24 de set. de 2007

TEMPO E TRABALHO

MATÉRIA DO FANTÁSTICO - REDE GLOBO - 23/SETEMBRO/2007

Durante séculos, milhões de africanos foram trazidos à força para trabalhar como escravos em terras brasileiras. Que margem de escolha eles tinham em relação ao futuro? Quase nenhuma. Como não eram donos do seu tempo nem do seu trabalho, quase nada podiam fazer pelo seu amanhã.

E os índios que viviam livres na floresta, tirando seu sustento diretamente da natureza? De que forma encaravam o presente e preparavam o futuro? Pensavam no tempo como nós – habitantes das metrópoles do século XXI?

Cada cultura humana tem uma forma de se relacionar com o presente e com o futuro. Seus sonhos e expectativas se formam na dura batalha pela sobrevivência. E mudam com o passar do tempo.

No princípio, era o aqui-e-agora. A vida era curta e incerta e os riscos estavam por toda parte.

Por milênios, foi assim.

A invenção da agricultura e do pastoreio mudou radicalmente esse quadro.A domesticação de plantas e animais, fruto de um lento processo de experimentações e adaptações, mostrou que era possível colocar o mundo natural e o próprio tempo a serviço do homem na luta por seu sustento. E trouxe para primeiro plano as vantagens da espera. Todas essas ações exigiam meses de paciente preparo e execução.

Essas mudanças no mundo do trabalho transformaram a maneira de pensar de nossos ancestrais. Eles descobriram que podiam planejar, racionalizar suas ações, desenvolver a pesquisa científica e, assim, depender cada vez menos das incertezas da natureza.


Antes, era da mão à boca. Atualmente, entre o que faço hoje na fábrica ou na loja em que trabalho e o que compro no supermercado no final do mês com o meu salário, há uma cadeia produtiva muito complexa.
Uma operadora de telemarketing que vive na Índia, por exemplo, pode prestar serviços a uma agência de viagens localizada nos Estados Unidos, e receber seu salário em dinheiro indiano para comprar produtos chineses!

Trabalhar mais ou viver mais a vida? Poupar ou gastar? Dar maior ou menor valor ao consumo?

Hoje, corremos o risco de nos tornar escravos do dinheiro e do consumo.E vivemos em meio a um bombardeio de mensagens contraditórias. De um lado, somos estimulados a comprar, gastar e viver o momento. Há sempre um tipo novo de geladeira, de bicicleta ou de roupa que somos tentados a comprar. Então, nos endividamos, abrimos crediários com juros absurdos e consumimos sem pensar.

Por outro lado, somos chamados a poupar: é preciso fazer a previdência, cuidar da saúde e se preparar para uma velhice tranqüila. É urgente garantir o amanhã.

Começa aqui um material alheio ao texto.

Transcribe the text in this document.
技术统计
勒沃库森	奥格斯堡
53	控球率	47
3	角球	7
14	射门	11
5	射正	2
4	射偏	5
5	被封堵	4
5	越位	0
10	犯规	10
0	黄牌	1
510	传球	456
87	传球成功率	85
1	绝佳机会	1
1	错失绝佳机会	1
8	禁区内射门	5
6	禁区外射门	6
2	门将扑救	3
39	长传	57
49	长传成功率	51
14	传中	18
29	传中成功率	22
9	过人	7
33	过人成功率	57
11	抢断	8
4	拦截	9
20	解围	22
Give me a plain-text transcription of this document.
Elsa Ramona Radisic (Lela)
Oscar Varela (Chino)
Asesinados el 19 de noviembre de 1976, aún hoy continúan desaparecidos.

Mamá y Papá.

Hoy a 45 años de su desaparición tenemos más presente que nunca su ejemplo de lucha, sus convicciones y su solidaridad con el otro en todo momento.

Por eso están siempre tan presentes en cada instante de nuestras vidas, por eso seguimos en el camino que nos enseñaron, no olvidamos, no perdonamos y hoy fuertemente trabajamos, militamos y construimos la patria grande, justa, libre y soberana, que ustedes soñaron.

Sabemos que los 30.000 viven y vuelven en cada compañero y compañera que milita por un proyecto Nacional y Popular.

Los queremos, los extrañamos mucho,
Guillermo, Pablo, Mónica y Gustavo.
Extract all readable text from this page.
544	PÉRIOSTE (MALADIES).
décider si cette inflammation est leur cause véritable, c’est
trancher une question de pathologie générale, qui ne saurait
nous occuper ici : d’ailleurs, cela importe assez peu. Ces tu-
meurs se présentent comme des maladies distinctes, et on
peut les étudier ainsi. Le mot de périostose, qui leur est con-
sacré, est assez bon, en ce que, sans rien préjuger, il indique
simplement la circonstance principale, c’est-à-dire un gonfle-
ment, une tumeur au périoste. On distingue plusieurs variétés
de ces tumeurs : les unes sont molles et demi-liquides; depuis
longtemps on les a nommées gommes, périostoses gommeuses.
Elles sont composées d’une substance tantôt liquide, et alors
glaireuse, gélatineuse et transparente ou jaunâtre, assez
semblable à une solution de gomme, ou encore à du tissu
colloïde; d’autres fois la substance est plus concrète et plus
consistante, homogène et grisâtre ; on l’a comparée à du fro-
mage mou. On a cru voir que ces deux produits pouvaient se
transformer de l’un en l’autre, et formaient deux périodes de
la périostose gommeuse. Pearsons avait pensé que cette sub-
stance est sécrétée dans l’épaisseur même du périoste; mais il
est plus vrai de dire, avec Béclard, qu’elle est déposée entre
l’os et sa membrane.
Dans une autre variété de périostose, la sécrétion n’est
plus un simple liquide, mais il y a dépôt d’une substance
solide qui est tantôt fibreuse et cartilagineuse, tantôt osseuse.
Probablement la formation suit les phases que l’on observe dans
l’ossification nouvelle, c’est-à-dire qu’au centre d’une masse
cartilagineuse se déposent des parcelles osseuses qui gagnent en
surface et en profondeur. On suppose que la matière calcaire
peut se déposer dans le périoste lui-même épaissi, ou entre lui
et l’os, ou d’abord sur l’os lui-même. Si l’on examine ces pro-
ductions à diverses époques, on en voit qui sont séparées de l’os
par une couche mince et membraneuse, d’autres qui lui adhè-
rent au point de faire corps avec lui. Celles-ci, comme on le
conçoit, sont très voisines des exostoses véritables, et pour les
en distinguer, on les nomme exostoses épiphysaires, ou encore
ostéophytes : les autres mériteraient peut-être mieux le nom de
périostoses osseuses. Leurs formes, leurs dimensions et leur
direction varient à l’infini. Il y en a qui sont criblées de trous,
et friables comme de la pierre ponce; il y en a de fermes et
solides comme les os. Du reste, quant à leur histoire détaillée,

O mundo em que vivemos é muito exigente em relação ao tempo. Cada vez mais, é preciso desenvolver a arte de agir no presente tendo em vista o futuro.

“Nessas sedução do consumo é importante ressaltar que na nossa civilização contemporânea, ter bens de consumo funciona como signo de poder e status. A sua imagem de como você vai ser vista. Evidentemente que essa experiência que implica em desperdício, jogar dinheiro pelo ralo, isso te provoca uma imprevisibilidade em relação ao futuro. Aqui você faz tudo em pré-datado, como se você pudesse pagar em 10 vezes. É uma espécie de dívida adiada que vai tendo um efeito multiplicador”, explica Joel Birman, psicólogo da UFRJ.

Da mesma forma que os indivíduos, também os grupos sociais fazem suas escolhas. Quais são os valores que importam? Como vamos dar consistência aos nossos sonhos e projetos?

Afinal, em que mundo queremos viver?